Winning, or, "Two sides of the same coin"

When it comes to competition there are two distinctive schools of thought when it comes to what counts as a “win” and what does not. They don’t have distinct names per say; both have been dubbed something negative by their opponents and something more positive by their proponents.  

The first is the idea that the only thing that counts as a “win” is defeating your opponent due to pure skill at the act. To proponents of this school of thought a win is only true if it was achieved without any external aids. A pair of chess players unable to see each other and only playing based on the moves on the board would be an example of this. I call this school of thought “narrow winning”; a player who truly believes in this means of winning does not want any competitive advantage aside from their own skill; external factors taint or invalidate the success.

The second school of thought, to put it simply, views any win as a valid (within reason). In this school of thought any additional skills brought to the game are valid. To use the previous example; if the two chess players can see each other and one is staring down his opponent, offhandedly talking to him to throw off his game. The cunning used by the player is an extension of his skill at the game and thus success through it is valid. There are lines of course; generally for the win to still ‘count’ they must stay within the rules, but anything not explicitly stated is more or less fair game. I’ll call this “broad winning”.

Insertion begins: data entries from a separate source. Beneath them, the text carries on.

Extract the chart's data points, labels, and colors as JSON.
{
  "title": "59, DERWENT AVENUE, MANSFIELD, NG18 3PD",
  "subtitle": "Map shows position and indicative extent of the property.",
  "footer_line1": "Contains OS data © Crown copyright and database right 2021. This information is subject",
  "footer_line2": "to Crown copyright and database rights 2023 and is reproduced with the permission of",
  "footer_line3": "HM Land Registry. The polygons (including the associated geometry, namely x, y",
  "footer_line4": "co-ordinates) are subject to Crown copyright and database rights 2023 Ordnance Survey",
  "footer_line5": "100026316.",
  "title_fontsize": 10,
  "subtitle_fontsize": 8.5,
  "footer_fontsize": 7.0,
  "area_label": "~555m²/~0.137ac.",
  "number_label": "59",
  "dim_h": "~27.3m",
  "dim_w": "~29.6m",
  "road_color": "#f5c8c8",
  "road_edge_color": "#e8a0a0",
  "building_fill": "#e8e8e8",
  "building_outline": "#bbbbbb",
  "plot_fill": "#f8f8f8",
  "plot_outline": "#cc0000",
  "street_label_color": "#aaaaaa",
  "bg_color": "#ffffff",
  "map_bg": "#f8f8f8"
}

To Narrow winners, the Broads are borderline cheater. Their victories are made lesser by their apparent need to bend the rules, and in the mind of the Narrow the Broad only do so because they can’t win in a “Fair” competition.

On the other hand, to the Broads the Narrows are simply bitter because they can’t win, due to their placing unnecessary and arbitrary restrictions on their performance.

The first thing one has to understand that neither is completely right nor wrong. There is a grain of truth in both philosophies. The perspective of the Narrows, in truth, does gauge the skill at the activity in question on a pure level, but it also checks the skill in an unrealistic way for in reality there are no situations aside from these simulations where the skill would be checked independent of other factors. The viewpoint of the Broads checks the skill at a global level but does not show a person how good they are at the skill in particular.

In real life they are in constant battle; the Narrows make as specific of rules as they can to limit the playing field and the Broads push them to their limits. In gaming, due to the limitations of computer programming the Broads often have the advantage; they can “metagame” in many ways not foreseen by the creators (and in some cases the creators can’t stop them without hindering the game).